GENEVA -- Sotheby's says a rare blue diamond has sold for a record $48.5 million at a Geneva auction, including fees.
The 12.03-carat "Blue Moon" diamond, set in a ring, is said to be among the largest known fancy vivid blue diamonds and was the showpiece gem at Wednesday's auction in Geneva. The price fell within the pre-auction estimate of $35 million to $55 million. A packed auction room broke into applause after the hammer came down at a price of 43.2 million Swiss francs, excluding fees.
The Blue Moon -- in reference to its rarity, playing off the expression "once in a blue moon" -- topped the previous record of $46.2 million set five years ago by The Graff Pink.
Sotheby's said it was bought by a Hong Kong private collector and promptly renamed "The Blue Moon of Josephine" -- a similar name to one given to a pink diamond ring that sold for $28.5 million a day earlier, "Sweet Josephine."
That too was bought by a Hong Kong collector who was not publicly identified.
A Sotheby's spokeswoman was not available for comment.

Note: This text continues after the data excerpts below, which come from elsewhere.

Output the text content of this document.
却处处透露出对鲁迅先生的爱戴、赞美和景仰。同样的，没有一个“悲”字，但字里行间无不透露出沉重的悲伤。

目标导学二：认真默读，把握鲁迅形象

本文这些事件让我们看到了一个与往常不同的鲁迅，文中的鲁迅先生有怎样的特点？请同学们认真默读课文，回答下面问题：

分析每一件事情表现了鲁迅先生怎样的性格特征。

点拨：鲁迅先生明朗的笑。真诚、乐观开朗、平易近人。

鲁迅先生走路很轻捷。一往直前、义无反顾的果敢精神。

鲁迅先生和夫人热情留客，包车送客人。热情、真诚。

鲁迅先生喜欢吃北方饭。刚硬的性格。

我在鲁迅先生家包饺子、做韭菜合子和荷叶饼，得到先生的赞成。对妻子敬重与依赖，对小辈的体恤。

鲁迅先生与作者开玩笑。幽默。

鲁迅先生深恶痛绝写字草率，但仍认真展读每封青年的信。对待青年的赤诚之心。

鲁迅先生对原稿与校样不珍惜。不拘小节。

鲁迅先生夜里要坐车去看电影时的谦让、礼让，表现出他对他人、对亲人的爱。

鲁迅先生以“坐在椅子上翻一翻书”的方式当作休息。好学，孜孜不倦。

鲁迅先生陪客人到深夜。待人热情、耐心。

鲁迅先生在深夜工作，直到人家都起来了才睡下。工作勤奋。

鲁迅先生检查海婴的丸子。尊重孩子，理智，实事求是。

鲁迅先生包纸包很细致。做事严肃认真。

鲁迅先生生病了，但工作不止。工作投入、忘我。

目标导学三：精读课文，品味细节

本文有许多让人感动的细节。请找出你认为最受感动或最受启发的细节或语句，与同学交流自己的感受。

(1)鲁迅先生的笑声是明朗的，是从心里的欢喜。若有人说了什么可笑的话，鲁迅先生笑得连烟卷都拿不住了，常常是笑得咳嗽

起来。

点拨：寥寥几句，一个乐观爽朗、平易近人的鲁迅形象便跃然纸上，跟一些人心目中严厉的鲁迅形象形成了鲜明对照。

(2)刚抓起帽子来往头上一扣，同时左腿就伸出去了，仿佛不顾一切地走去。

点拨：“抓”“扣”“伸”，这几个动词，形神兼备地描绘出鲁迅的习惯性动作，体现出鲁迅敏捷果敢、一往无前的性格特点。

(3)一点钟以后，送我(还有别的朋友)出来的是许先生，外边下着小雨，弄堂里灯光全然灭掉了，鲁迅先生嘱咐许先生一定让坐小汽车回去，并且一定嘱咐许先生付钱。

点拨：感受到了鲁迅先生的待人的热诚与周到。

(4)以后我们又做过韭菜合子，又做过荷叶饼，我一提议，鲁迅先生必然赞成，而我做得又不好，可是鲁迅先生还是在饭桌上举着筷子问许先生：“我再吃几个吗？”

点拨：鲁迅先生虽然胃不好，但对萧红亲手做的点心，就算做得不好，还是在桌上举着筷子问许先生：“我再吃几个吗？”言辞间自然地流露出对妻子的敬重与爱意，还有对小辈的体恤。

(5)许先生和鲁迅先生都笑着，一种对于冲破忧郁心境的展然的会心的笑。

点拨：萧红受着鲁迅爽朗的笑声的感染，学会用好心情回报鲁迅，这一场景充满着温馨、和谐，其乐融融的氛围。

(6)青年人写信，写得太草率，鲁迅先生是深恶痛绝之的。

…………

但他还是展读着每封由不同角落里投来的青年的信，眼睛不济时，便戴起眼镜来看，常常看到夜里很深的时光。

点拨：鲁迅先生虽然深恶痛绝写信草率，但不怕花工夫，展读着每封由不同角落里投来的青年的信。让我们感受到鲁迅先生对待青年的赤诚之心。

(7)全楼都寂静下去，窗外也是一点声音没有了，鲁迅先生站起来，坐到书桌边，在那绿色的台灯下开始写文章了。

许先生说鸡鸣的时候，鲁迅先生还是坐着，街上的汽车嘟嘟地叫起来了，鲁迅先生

The polished blue gem was cut from a 29.6-carat diamond discovered last year in South Africa's Cullinan mine, which also yielded the 530-carat Star of Africa blue diamond in the British crown jewels.
Sotheby's said experts took five months for an "intense study" of the original diamond, and a master cutter took another three months to craft, cut and polish the stone. The auction house said in a video the Cullinan mine was the "only reliable source in the world for blue diamonds," and only a tiny percentage of those found in it contain a trace of blue.
Blue diamonds are formed when boron is mixed with carbon when the gem is created.